If a task meets all three, you have a good starting point. The most common one is incoming invoices: someone opens them, finds the supplier, amount, due date and account number, and types them into the system. AI pulls those details out of the document by itself, and a person just checks the result. Where AI isn't sure, the system flags it.

2. Sorting incoming emails and enquiries

A shared inbox that collects enquiries, complaints and order-status questions is a classic bottleneck. AI can read an email, sort it by type and assign it to the right person, with a short summary of what it's about. Nobody has to watch the inbox all day any more.

3. Summaries and draft replies

A long complaint thread, a thirty-page contract, meeting notes. AI turns them into a summary of a few sentences and drafts a reply that only needs checking and editing. The decision stays with a person, but writing from scratch goes away.

Where not to use AI yet

  • High-stakes decisions without human review.
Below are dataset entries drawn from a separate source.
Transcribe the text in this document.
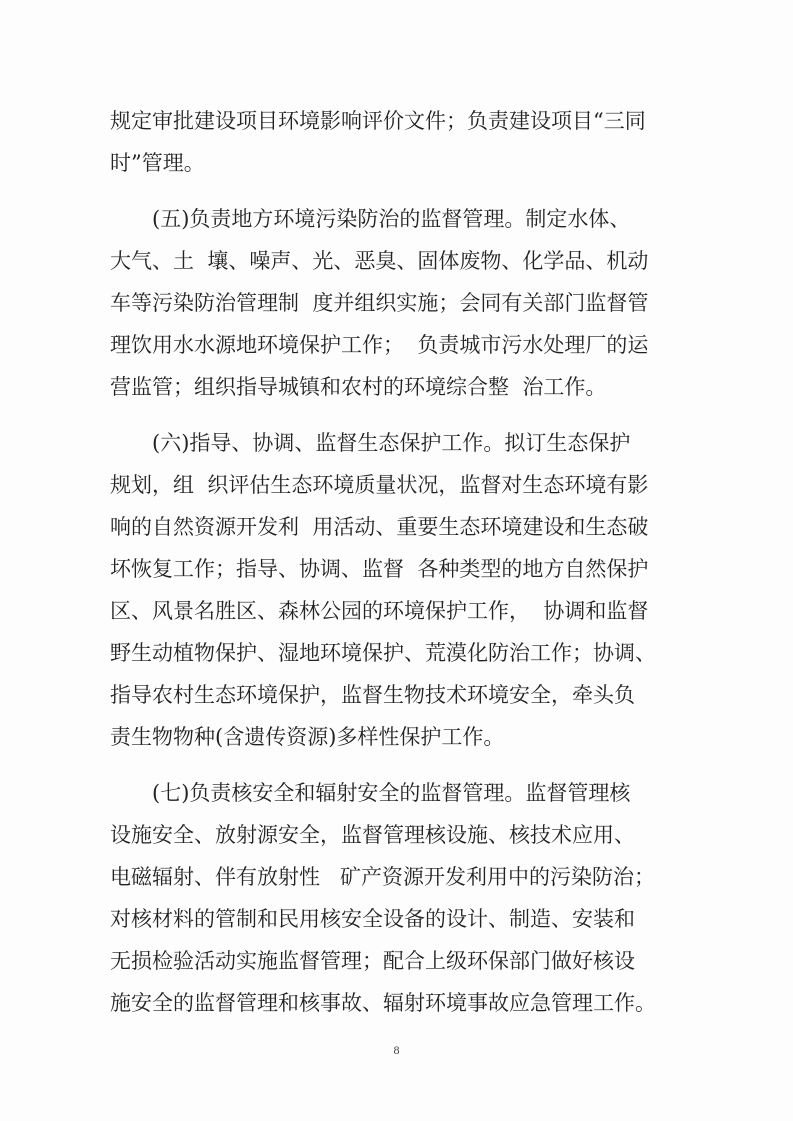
规定审批建设项目环境影响评价文件；负责建设项目“三同
时”管理。
　　(五)负责地方环境污染防治的监督管理。制定水体、
大气、土  壤、噪声、光、恶臭、固体废物、化学品、机动
车等污染防治管理制  度并组织实施；会同有关部门监督管
理饮用水水源地环境保护工作；  负责城市污水处理厂的运
营监管；组织指导城镇和农村的环境综合整  治工作。
　　(六)指导、协调、监督生态保护工作。拟订生态保护
规划，组  织评估生态环境质量状况，监督对生态环境有影
响的自然资源开发利  用活动、重要生态环境建设和生态破
坏恢复工作；指导、协调、监督  各种类型的地方自然保护
区、风景名胜区、森林公园的环境保护工作，  协调和监督
野生动植物保护、湿地环境保护、荒漠化防治工作；协调、
指导农村生态环境保护，监督生物技术环境安全，牵头负
责生物物种(含遗传资源)多样性保护工作。
　　(七)负责核安全和辐射安全的监督管理。监督管理核
设施安全、放射源安全，监督管理核设施、核技术应用、
电磁辐射、伴有放射性   矿产资源开发利用中的污染防治；
对核材料的管制和民用核安全设备的设计、制造、安装和
无损检验活动实施监督管理；配合上级环保部门做好核设
施安全的监督管理和核事故、辐射环境事故应急管理工作。
8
Approving payments, legal assessments, or replies that go out to customers unchecked. AI can get things wrong, and in tasks like these a mistake is expensive.
  • Tasks that happen a few times a year. Setting it up, configuring it and checking it would cost more time than AI would ever save.

How to tell it's working

Don't start with a big project. Try a two-to-four-week pilot on a single task and measure before and after: how long the task takes, how many results a person has to correct, and how many mistakes reach the customer.
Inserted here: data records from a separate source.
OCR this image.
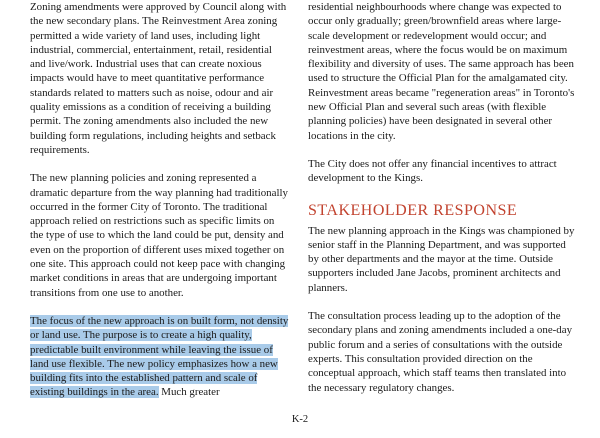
Zoning amendments were approved by Council along with the new secondary plans. The Reinvestment Area zoning permitted a wide variety of land uses, including light industrial, commercial, entertainment, retail, residential and live/work. Industrial uses that can create noxious impacts would have to meet quantitative performance standards related to matters such as noise, odour and air quality emissions as a condition of receiving a building permit. The zoning amendments also included the new building form regulations, including heights and setback requirements.

The new planning policies and zoning represented a dramatic departure from the way planning had traditionally occurred in the former City of Toronto. The traditional approach relied on restrictions such as specific limits on the type of use to which the land could be put, density and even on the proportion of different uses mixed together on one site. This approach could not keep pace with changing market conditions in areas that are undergoing important transitions from one use to another.

The focus of the new approach is on built form, not density or land use. The purpose is to create a high quality, predictable built environment while leaving the issue of land use flexible. The new policy emphasizes how a new building fits into the established pattern and scale of existing buildings in the area. Much greater

residential neighbourhoods where change was expected to occur only gradually; green/brownfield areas where large-scale development or redevelopment would occur; and reinvestment areas, where the focus would be on maximum flexibility and diversity of uses. The same approach has been used to structure the Official Plan for the amalgamated city. Reinvestment areas became "regeneration areas" in Toronto's new Official Plan and several such areas (with flexible planning policies) have been designated in several other locations in the city.

The City does not offer any financial incentives to attract development to the Kings.

STAKEHOLDER RESPONSE

The new planning approach in the Kings was championed by senior staff in the Planning Department, and was supported by other departments and the mayor at the time. Outside supporters included Jane Jacobs, prominent architects and planners.

The consultation process leading up to the adoption of the secondary plans and zoning amendments included a one-day public forum and a series of consultations with the outside experts. This consultation provided direction on the conceptual approach, which staff teams then translated into the necessary regulatory changes.

K-2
If the numbers after the pilot aren't clear, you don't need AI for that task. That's a useful result too.

What about the data

First, check where the data goes. For business use, choose business versions of AI services, which under their terms don't train on your data. For sensitive data, consider whether it should leave the company at all, and keep an eye on who can access the results.

AI pays off in a company when it saves boring work that can be checked. Start there and the rest will follow.